GADvS – Grupo de Advogados pela Diversidade Sexual *
pp. Paulo Iotti (diretor-presidente)
OAB/SP 242.668

 

[1] Cf. STF, ADC 19 [Ação Declaratória de Constitucionalidade n.º 19]. No mesmo sentido, defendendo a constitucionalidade da Lei Maria da Penha antes do referido julgamento, vide: VECCHIATTI, Paulo Roberto Iotti. Da Constitucionalidade e da Conveniência da Lei Maria da Penha. Conteudo Juridico, Brasilia-DF: 19 set. 2008. Disponivel em: http://www.conteudojuridico.com.br/?artigos&ver=2.21067&seo=1 Acesso em: 18 mar. 2015

[2] Cf. http://g1.globo.com/brasil/noticia/2013/11/numero-de-estupros-no-pais-supera-o-de-homicidios-dolosos-diz-estudo.html

[3] Cissexista é o sistema de opressão em que se legitimam apenas as identidades de gênero cisgêneras, ou seja, as pessoas que se identificam com o mesmo gênero que lhes foi designado no nascimento em razão de sua genitália. Heterossexista é o sistema de opressão em que se legitima apenas a heterossexualidade enquanto orientação sexual “digna/válida” de ser vivida.

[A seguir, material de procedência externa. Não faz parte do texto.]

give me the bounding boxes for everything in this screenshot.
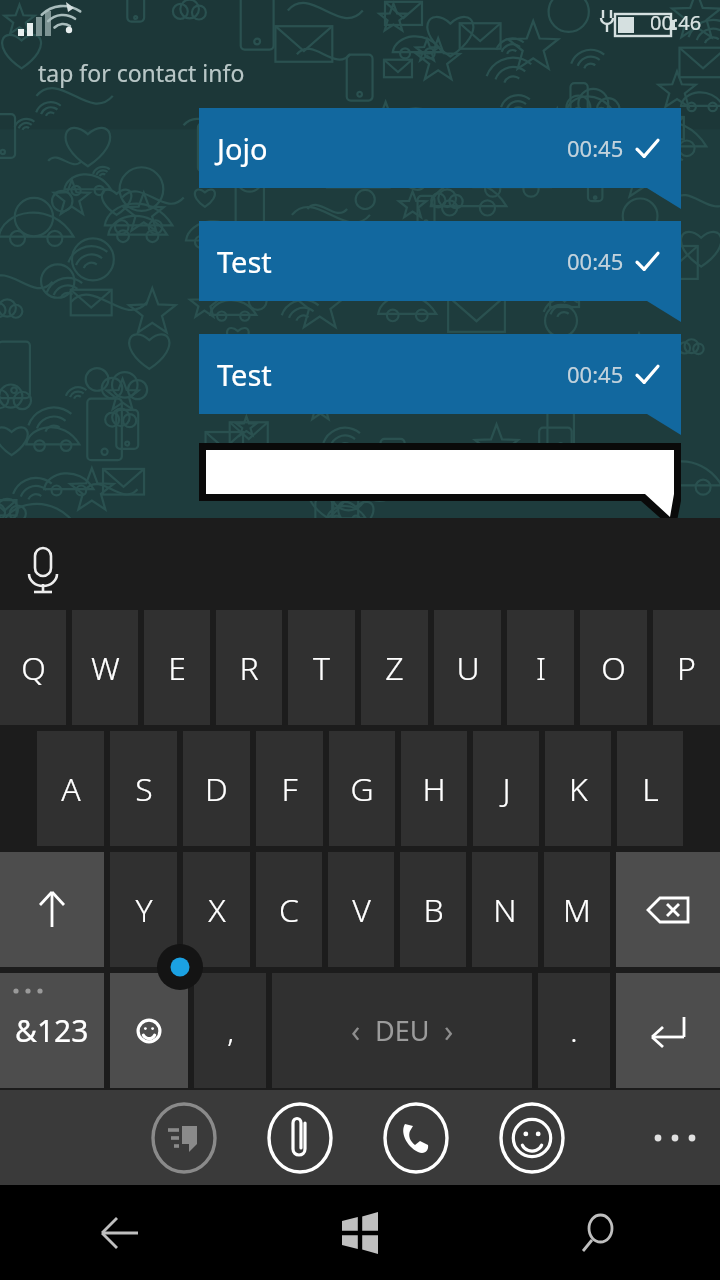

[4] Cf.  http://tgeu.org/press-release-transgender-europes-trans-murder-monitoring-project-unveils-interactive-map-of-more-than-1500-reported-murders-of-trans-people-since-january-2008-1/

[5] Cf. as lições de Carlos Maximiliano, Geraldo Ataliba e Luís Roberto Barroso, para ficar apenas nestes ilustres autores da academia jurídica.

Não se pode deixar de agradecer a Daniela Andrade, militante transfeminista que felizmente integra os quadros do GADvS, cujos conhecimentos sobre gênero e sexualidade enriqueceram sobremaneira a presente nota.